Field word "location" causes nodejs server to crash

Object {errors: Object, _message: “Treasure validation failed”, message: “Treasure validation failed: location: Cast to Numb… failed for value “Testing me” at path “location””, name: “ValidationError”}
"Treasure validation failed: location: Cast to Number failed for value “Testing me” at path “location”"
“Treasure validation failed”

Below is my debug code. If I change location to anything else, for example, _location

    let headers = new Headers();
    headers.append('Content-Type', 'application/json');

    let treasure = {
      title: "Gold",
      location: "Testing me"
    };'', JSON.stringify(treasure), {headers: headers})
      .subscribe(res => {
      }), (err)=> { 

The error message seems pretty straightforward to me. You are passing a string “Testing me” to something that is expecting a number instead, so it pukes.

Incidentally, you do not need to define that header object or manually call JSON.stringify(). Http handles both of those things.

Why would “location” expect a number? Is it because the database already has a old record with the location field being a number? I will try deleting all records and rerun with “testing me”.

I use stringify and header because I am following a tutorial. I shall read more on this subject. The JSON conversation back and forth is driving me crazy :frowning:

You’re going to have to ask whoever wrote the backend.

I would not consider it a very good one.

Thank you @rapropos
The back-end is like this.
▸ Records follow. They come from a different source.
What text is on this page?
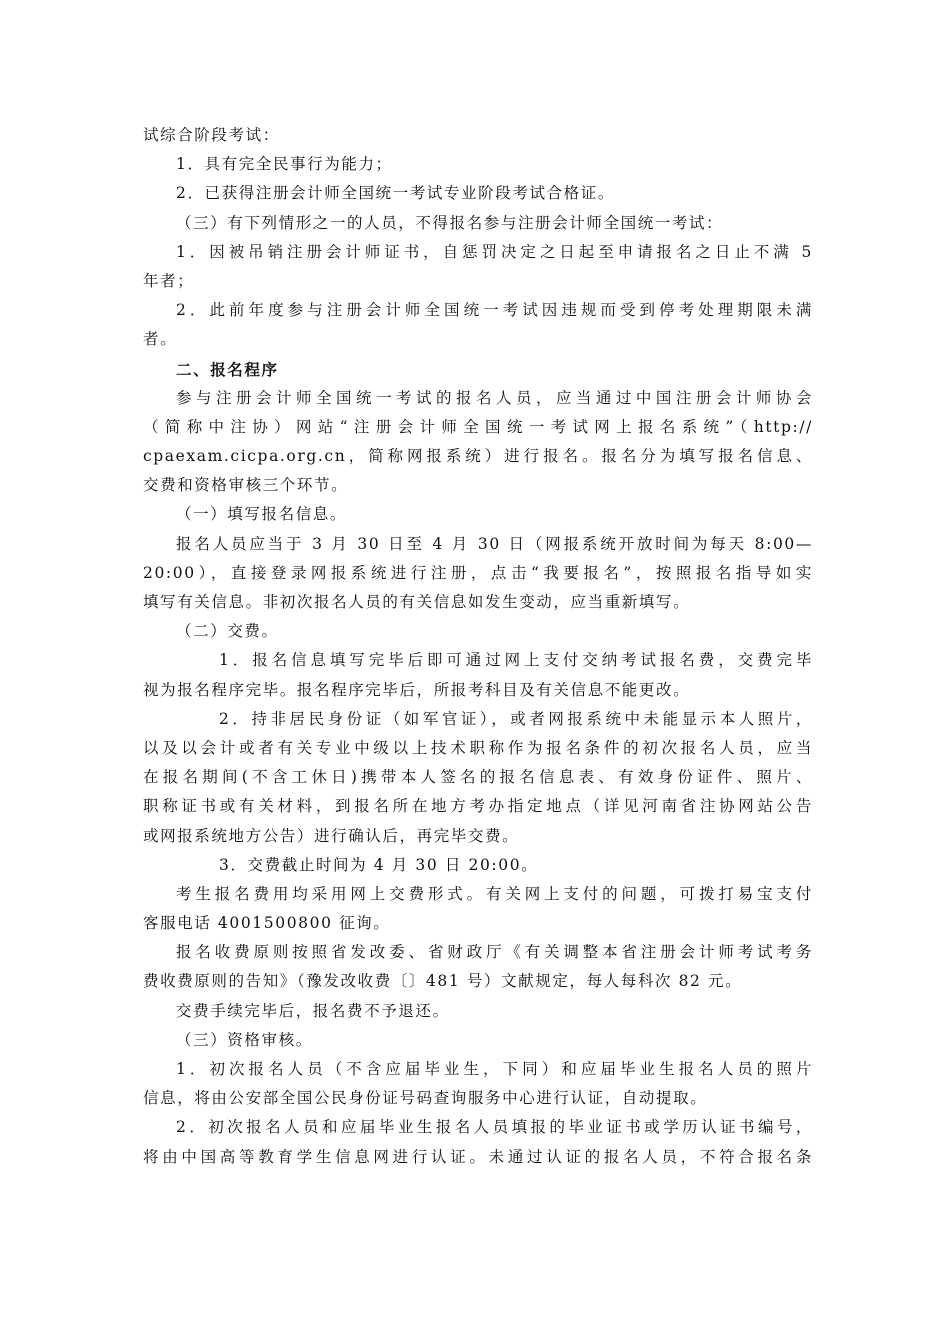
试综合阶段考试：
1．具有完全民事行为能力；
2．已获得注册会计师全国统一考试专业阶段考试合格证。
（三）有下列情形之一的人员，不得报名参与注册会计师全国统一考试：
1．因被吊销注册会计师证书，自惩罚决定之日起至申请报名之日止不满 5
年者；
2．此前年度参与注册会计师全国统一考试因违规而受到停考处理期限未满
者。
二、报名程序
参与注册会计师全国统一考试的报名人员，应当通过中国注册会计师协会
（简称中注协）网站“注册会计师全国统一考试网上报名系统”（http://
cpaexam.cicpa.org.cn，简称网报系统）进行报名。报名分为填写报名信息、
交费和资格审核三个环节。
（一）填写报名信息。
报名人员应当于 3 月 30 日至 4 月 30 日（网报系统开放时间为每天 8:00—
20:00），直接登录网报系统进行注册，点击“我要报名”，按照报名指导如实
填写有关信息。非初次报名人员的有关信息如发生变动，应当重新填写。
（二）交费。
1．报名信息填写完毕后即可通过网上支付交纳考试报名费，交费完毕
视为报名程序完毕。报名程序完毕后，所报考科目及有关信息不能更改。
2．持非居民身份证（如军官证），或者网报系统中未能显示本人照片，
以及以会计或者有关专业中级以上技术职称作为报名条件的初次报名人员，应当
在报名期间(不含工休日)携带本人签名的报名信息表、有效身份证件、照片、
职称证书或有关材料，到报名所在地方考办指定地点（详见河南省注协网站公告
或网报系统地方公告）进行确认后，再完毕交费。
3．交费截止时间为 4 月 30 日 20:00。
考生报名费用均采用网上交费形式。有关网上支付的问题，可拨打易宝支付
客服电话 4001500800 征询。
报名收费原则按照省发改委、省财政厅《有关调整本省注册会计师考试考务
费收费原则的告知》（豫发改收费〔〕481 号）文献规定，每人每科次 82 元。
交费手续完毕后，报名费不予退还。
（三）资格审核。
1．初次报名人员（不含应届毕业生，下同）和应届毕业生报名人员的照片
信息，将由公安部全国公民身份证号码查询服务中心进行认证，自动提取。
2．初次报名人员和应届毕业生报名人员填报的毕业证书或学历认证书编号，
将由中国高等教育学生信息网进行认证。未通过认证的报名人员，不符合报名条
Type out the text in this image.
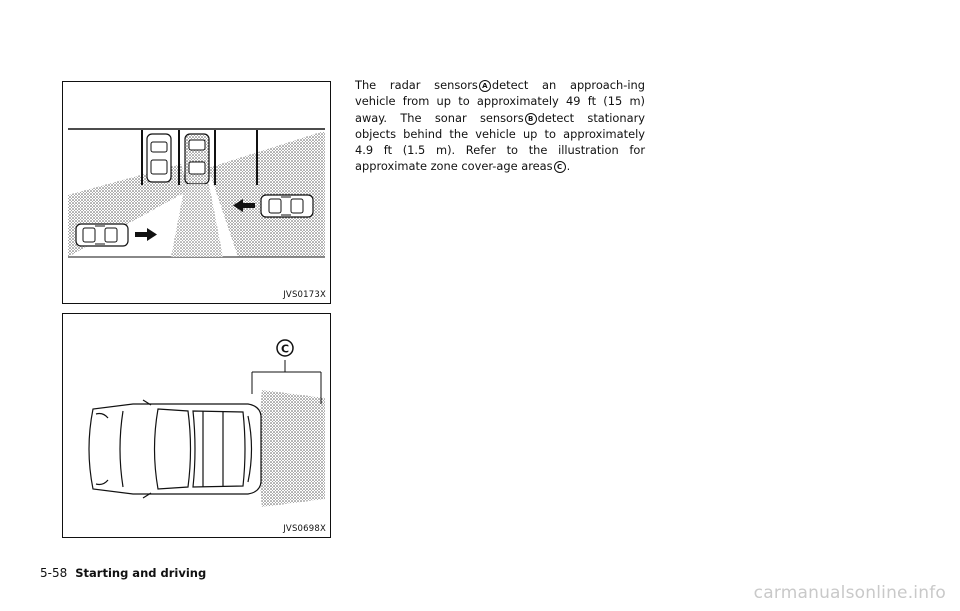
JVS0173X
C
JVS0698X

The radar sensors A detect an approach-ing vehicle from up to approximately 49 ft (15 m) away. The sonar sensors B detect stationary objects behind the vehicle up to approximately 4.9 ft (1.5 m). Refer to the illustration for approximate zone cover-age areas C .

5-58 Starting and driving
carmanualsonline.info
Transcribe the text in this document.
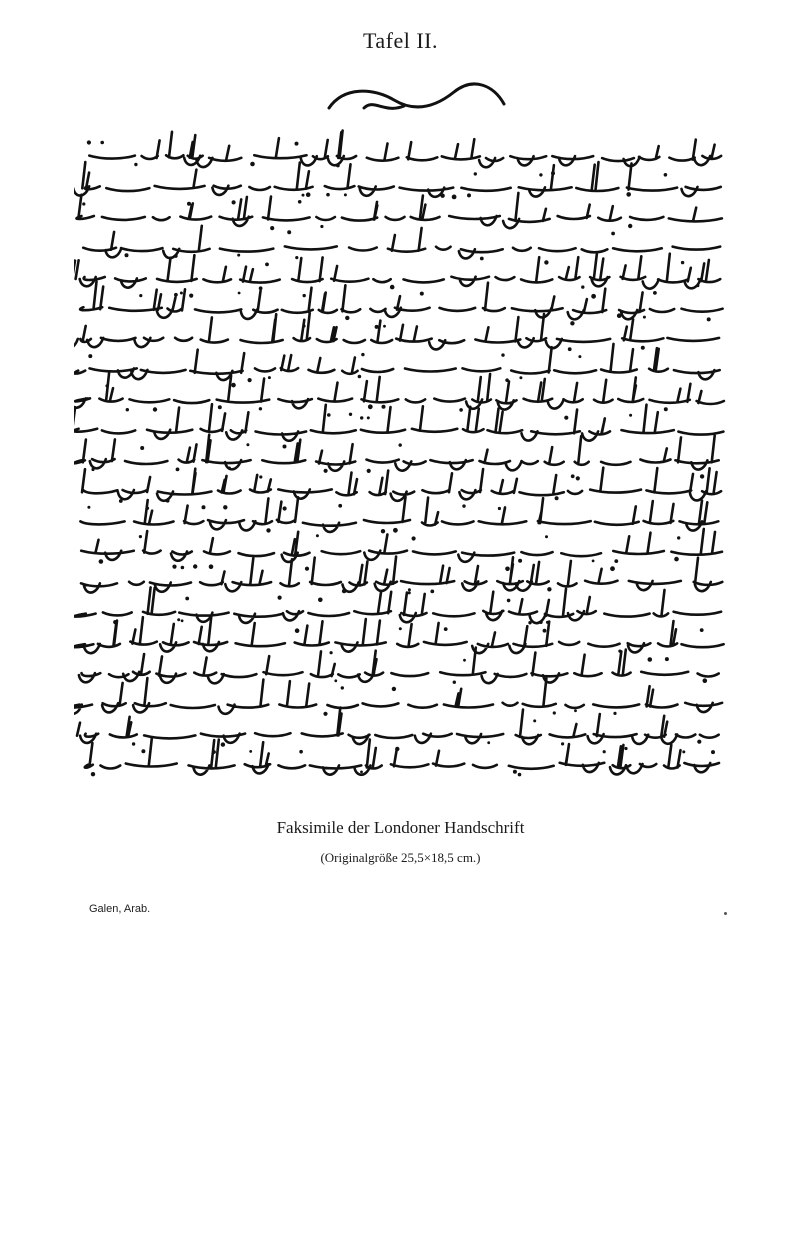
Tafel II.
Faksimile der Londoner Handschrift
(Originalgröße 25,5×18,5 cm.)
Galen, Arab.
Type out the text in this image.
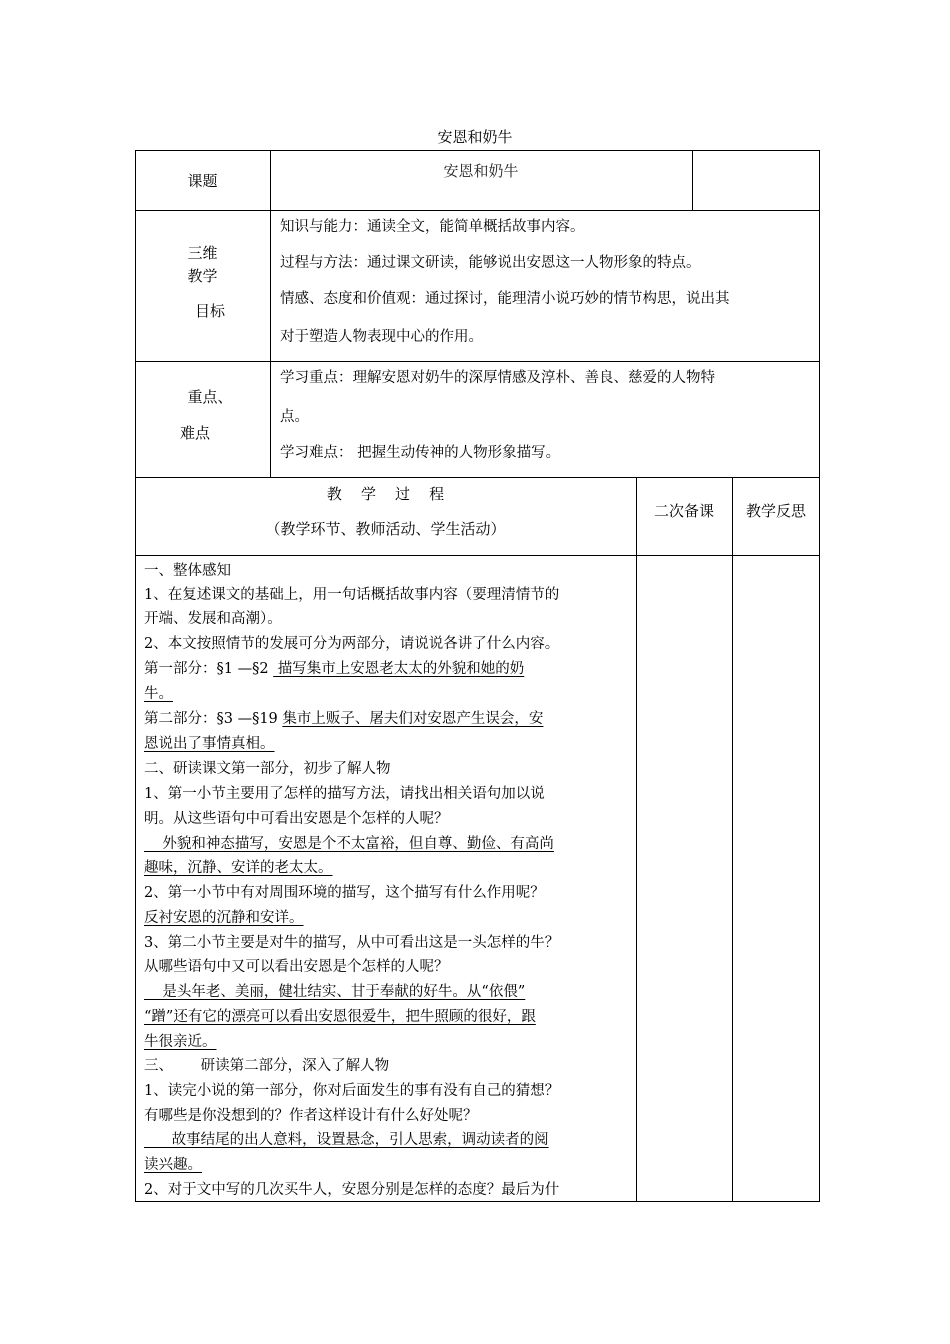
安恩和奶牛
课题
安恩和奶牛
三维
教学
目标
知识与能力：通读全文，能简单概括故事内容。
过程与方法：通过课文研读，能够说出安恩这一人物形象的特点。
情感、态度和价值观：通过探讨，能理清小说巧妙的情节构思，说出其
对于塑造人物表现中心的作用。
重点、
难点
学习重点：理解安恩对奶牛的深厚情感及淳朴、善良、慈爱的人物特
点。
学习难点： 把握生动传神的人物形象描写。
教    学    过    程
（教学环节、教师活动、学生活动）
二次备课	教学反思
一、整体感知
1、在复述课文的基础上，用一句话概括故事内容（要理清情节的
开端、发展和高潮）。
2、本文按照情节的发展可分为两部分，请说说各讲了什么内容。
第一部分：§1 —§2  描写集市上安恩老太太的外貌和她的奶
牛。
第二部分：§3 —§19 集市上贩子、屠夫们对安恩产生误会，安
恩说出了事情真相。
二、研读课文第一部分，初步了解人物
1、第一小节主要用了怎样的描写方法，请找出相关语句加以说
明。从这些语句中可看出安恩是个怎样的人呢？
外貌和神态描写，安恩是个不太富裕，但自尊、勤俭、有高尚
趣味，沉静、安详的老太太。
2、第一小节中有对周围环境的描写，这个描写有什么作用呢？
反衬安恩的沉静和安详。
3、第二小节主要是对牛的描写，从中可看出这是一头怎样的牛？
从哪些语句中又可以看出安恩是个怎样的人呢？
是头年老、美丽，健壮结实、甘于奉献的好牛。从“依偎”
“蹭”还有它的漂亮可以看出安恩很爱牛，把牛照顾的很好，跟
牛很亲近。
三、      研读第二部分，深入了解人物
1、读完小说的第一部分，你对后面发生的事有没有自己的猜想？
有哪些是你没想到的？作者这样设计有什么好处呢？
故事结尾的出人意料，设置悬念，引人思索，调动读者的阅
读兴趣。
2、对于文中写的几次买牛人，安恩分别是怎样的态度？最后为什
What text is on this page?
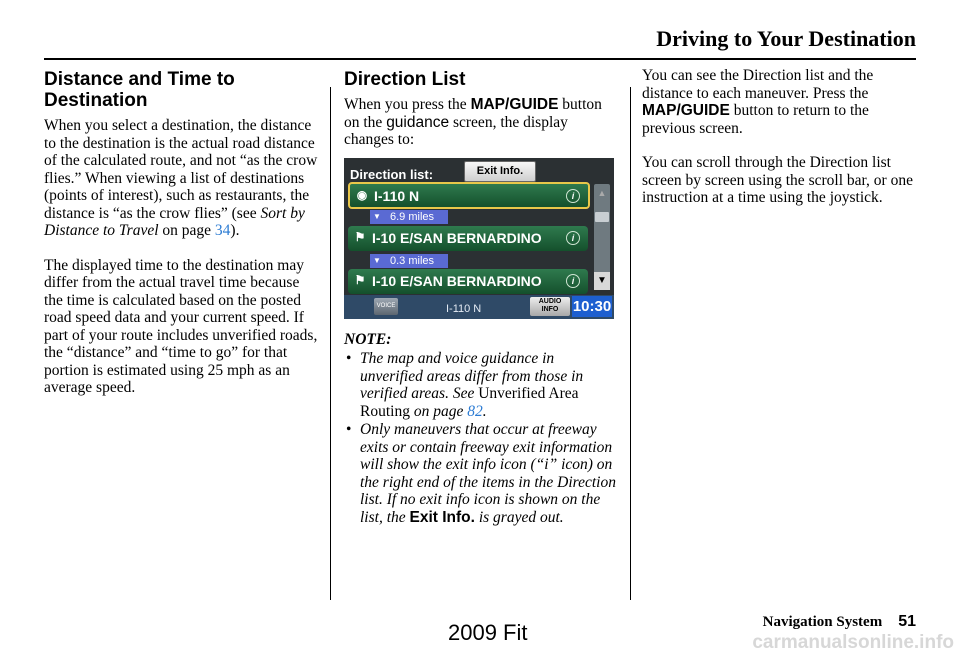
Driving to Your Destination
Distance and Time to Destination

When you select a destination, the distance to the destination is the actual road distance of the calculated route, and not “as the crow flies.” When viewing a list of destinations (points of interest), such as restaurants, the distance is “as the crow flies” (see Sort by Distance to Travel on page 34).

The displayed time to the destination may differ from the actual travel time because the time is calculated based on the posted road speed data and your current speed. If part of your route includes unverified roads, the “distance” and “time to go” for that portion is estimated using 25 mph as an average speed.

Direction List

When you press the MAP/GUIDE button on the guidance screen, the display changes to:

Direction list:	Exit Info.
◉ I-110 N	i
▼ 6.9 miles
⚑ I-10 E/SAN BERNARDINO	i
▼ 0.3 miles
⚑ I-10 E/SAN BERNARDINO	i
▲
▼
VOICE	I-110 N
AUDIO
INFO 10:30
NOTE:
• The map and voice guidance in unverified areas differ from those in verified areas. See Unverified Area Routing on page 82.
• Only maneuvers that occur at freeway exits or contain freeway exit information will show the exit info icon (“i” icon) on the right end of the items in the Direction list. If no exit info icon is shown on the list, the Exit Info. is grayed out.

You can see the Direction list and the distance to each maneuver. Press the MAP/GUIDE button to return to the previous screen.

You can scroll through the Direction list screen by screen using the scroll bar, or one instruction at a time using the joystick.

Navigation System 51
2009 Fit	carmanualsonline.info
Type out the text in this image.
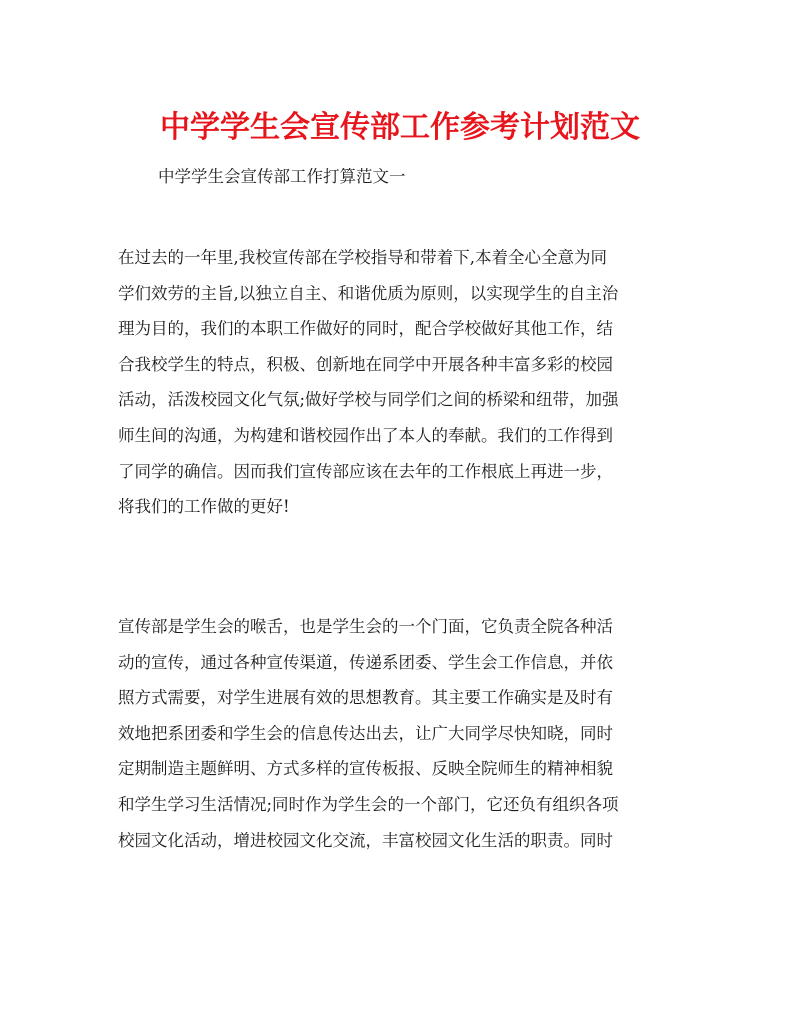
中学学生会宣传部工作参考计划范文

中学学生会宣传部工作打算范文一

在过去的一年里,我校宣传部在学校指导和带着下,本着全心全意为同
学们效劳的主旨,以独立自主、和谐优质为原则，以实现学生的自主治
理为目的，我们的本职工作做好的同时，配合学校做好其他工作，结
合我校学生的特点，积极、创新地在同学中开展各种丰富多彩的校园
活动，活泼校园文化气氛;做好学校与同学们之间的桥梁和纽带，加强
师生间的沟通，为构建和谐校园作出了本人的奉献。我们的工作得到
了同学的确信。因而我们宣传部应该在去年的工作根底上再进一步，
将我们的工作做的更好!
宣传部是学生会的喉舌，也是学生会的一个门面，它负责全院各种活
动的宣传，通过各种宣传渠道，传递系团委、学生会工作信息，并依
照方式需要，对学生进展有效的思想教育。其主要工作确实是及时有
效地把系团委和学生会的信息传达出去，让广大同学尽快知晓，同时
定期制造主题鲜明、方式多样的宣传板报、反映全院师生的精神相貌
和学生学习生活情况;同时作为学生会的一个部门，它还负有组织各项
校园文化活动，增进校园文化交流，丰富校园文化生活的职责。同时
No wonder!!!.. I was scratching my head all day long …

var Treasure = mongoose.model('Treasure', {
    title: String,
    description: String,
    location: Number

I was reading things on http, it says http only handles plain text, and JSON.stringify is used to convert an object to strings. If I don’t do manual JSON.stringify() call, what is the right way to do it?

Simply pass the object as the body. When Http sees that it’s an object, it will handle both stringification and content type for you.

There’s a difference between http and Http. If you’re using the Angular Http provider, it’s best to read that official documentation. The web is full of Ionic tutorials that are either out of date or just not very good.